Firstly, recall that Q1 and Q2 are matched, so the collector currents are the same, as are the base currents. Let us call the collector currents in these simply i. Also the collector current of Q1 is equal to the (outward) base current of Q3. This leads to the following expressions:

${\displaystyle i_{C1}=i_{C2}=i_{B3}=i\,}$

From the common-emitter equations, we also know the base currents:

${\displaystyle i_{B1}=i_{B2}={\frac {i}{\beta }}}$

From the common-emitter equations, we can also state the current in the collector and emitter of the large signal BJT in Q3. These are shown on the diagram.
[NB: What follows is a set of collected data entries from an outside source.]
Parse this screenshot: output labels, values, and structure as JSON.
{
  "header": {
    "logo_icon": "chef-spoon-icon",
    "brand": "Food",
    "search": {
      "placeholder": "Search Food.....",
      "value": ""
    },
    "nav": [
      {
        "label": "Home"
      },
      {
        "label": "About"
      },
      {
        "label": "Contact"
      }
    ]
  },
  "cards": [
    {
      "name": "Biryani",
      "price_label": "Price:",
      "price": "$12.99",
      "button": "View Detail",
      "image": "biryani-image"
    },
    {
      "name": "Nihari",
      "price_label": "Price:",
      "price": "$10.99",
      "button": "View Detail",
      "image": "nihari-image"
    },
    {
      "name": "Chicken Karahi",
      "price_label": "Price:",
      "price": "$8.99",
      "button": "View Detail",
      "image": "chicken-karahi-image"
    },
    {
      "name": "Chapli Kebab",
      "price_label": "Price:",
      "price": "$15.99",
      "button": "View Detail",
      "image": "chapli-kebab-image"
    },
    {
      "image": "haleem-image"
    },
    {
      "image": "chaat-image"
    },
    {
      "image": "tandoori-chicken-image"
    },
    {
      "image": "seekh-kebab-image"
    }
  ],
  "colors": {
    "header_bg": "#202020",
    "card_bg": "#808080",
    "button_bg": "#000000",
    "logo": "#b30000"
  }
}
From KCL, we can also show that at the collector-base connection of Q2,

${\displaystyle i_{E3}=i_{B1}+i_{B2}+i_{C2}={\frac {2i}{\beta }}+i}$
${\displaystyle i_{E3}=i\left(1+{\frac {2}{\beta }}\right)}$

The base-emitter voltage of Q1 or Q2, vbe1 is given by the (large signal) current in the emitter multiplied by the large-signal base-emitter resistor, which is usually denoted re in the T-model:

${\displaystyle v_{be1}=\left(\beta +1\right){\frac {i}{\beta }}r_{e}=i\left({\frac {\beta +1}{\beta }}\right)r_{e}}$

KCL at the Q3 large-signal collector/output resistor junction (paying close attention to the directions of the currents) shows that the current in the output resistor of Q3, iro3 is given by:

${\displaystyle i_{ro3}=i\left(1+{\frac {2}{\beta }}\right)+i\left(\beta +1\right)}$
${\displaystyle i_{ro3}=i\left(\beta +2+{\frac {2}{\beta }}\right)}$

By Ohm's Law, we can now work out the voltage across the output resistor:

${\displaystyle v_{ro3}=i\left(\beta +2+{\frac {2}{\beta }}\right)r_{o}}$

Therefore, the voltage vx, is given by the sum of this voltage and the base-emitter voltage of Q1 or Q2:

${\displaystyle v_{x}=i\left({\frac {\beta +1}{\beta }}\right)r_{e}+i\left(\beta +2+{\frac {2}{\beta }}\right)r_{o}}$

The current ix can be found using KCL at the top of the output resistor of Q3:

${\displaystyle i_{x}=i_{ro3}-\beta i=i\left(2+{\frac {2}{\beta }}\right)}$

The output resistance, Ro is defined as follows:

${\displaystyle R_{o}={\frac {v_{x}}{i_{x}}}}$

Which, after cancelling the factors of i, leads to the somewhat untidy equation:

${\displaystyle R_{o}={\frac {\left({\frac {\beta +1}{\beta }}\right)r_{e}+\left(\beta +2+{\frac {2}{\beta }}\right)r_{o}}{2+{\frac {2}{\beta }}}}}$

Now, re is given by the equation ${\displaystyle r_{e}={\frac {\beta }{\beta +1}}{\frac {1}{g_{m}}}}$. See the T-model pages for more detail on this. Notice that the two fraction involving β cancel out, leaving just ${\displaystyle {\frac {1}{g_{m}}}}$. Since gm is usually on the order of 20mS, this term is about 50Ω. Considering that this is going to be added to a term involving β's (in the region of 100) multiplied by ro (on the order of 50kΩ), this term is insignificant. We can now write, to a very good approximation,

${\displaystyle R_{o}\approx {\frac {\left(\beta +2+{\frac {2}{\beta }}\right)r_{o}}{2+{\frac {2}{\beta }}}}}$

Let's multiply top and bottom by β to emphasise the next point:

${\displaystyle R_{o}\approx {\frac {\left(\beta ^{2}+2\beta +2\right)r_{o}}{2\beta +2}}}$

Now, we can say that both the "2" terms are insignificant compared to terms involving β when β is large. We can also say that the 2β term on the top of the fraction is insignificant compared to β2. We will see in moment, that although this may seem like a gross approximation, it is in fact more than accurate enough for practical purposes. Removing these terms and dividing by β top and bottom, our equation is now simply

${\displaystyle R_{o}\approx {\frac {\beta r_{o}}{2}}}$

For a β of 100, an ro of 50kΩ and an re of 50Ω, the value calculated using the full equation is 2.53MΩ, while the approximation gives 2.5MΩ. So, we can see that the approximation is well worth the massive simplification in the equation, especially as the practical value will very likely vary by more than this discrepancy anyway. This also shows the enormous output impedance of a Wilson current mirror, even for modest values of β.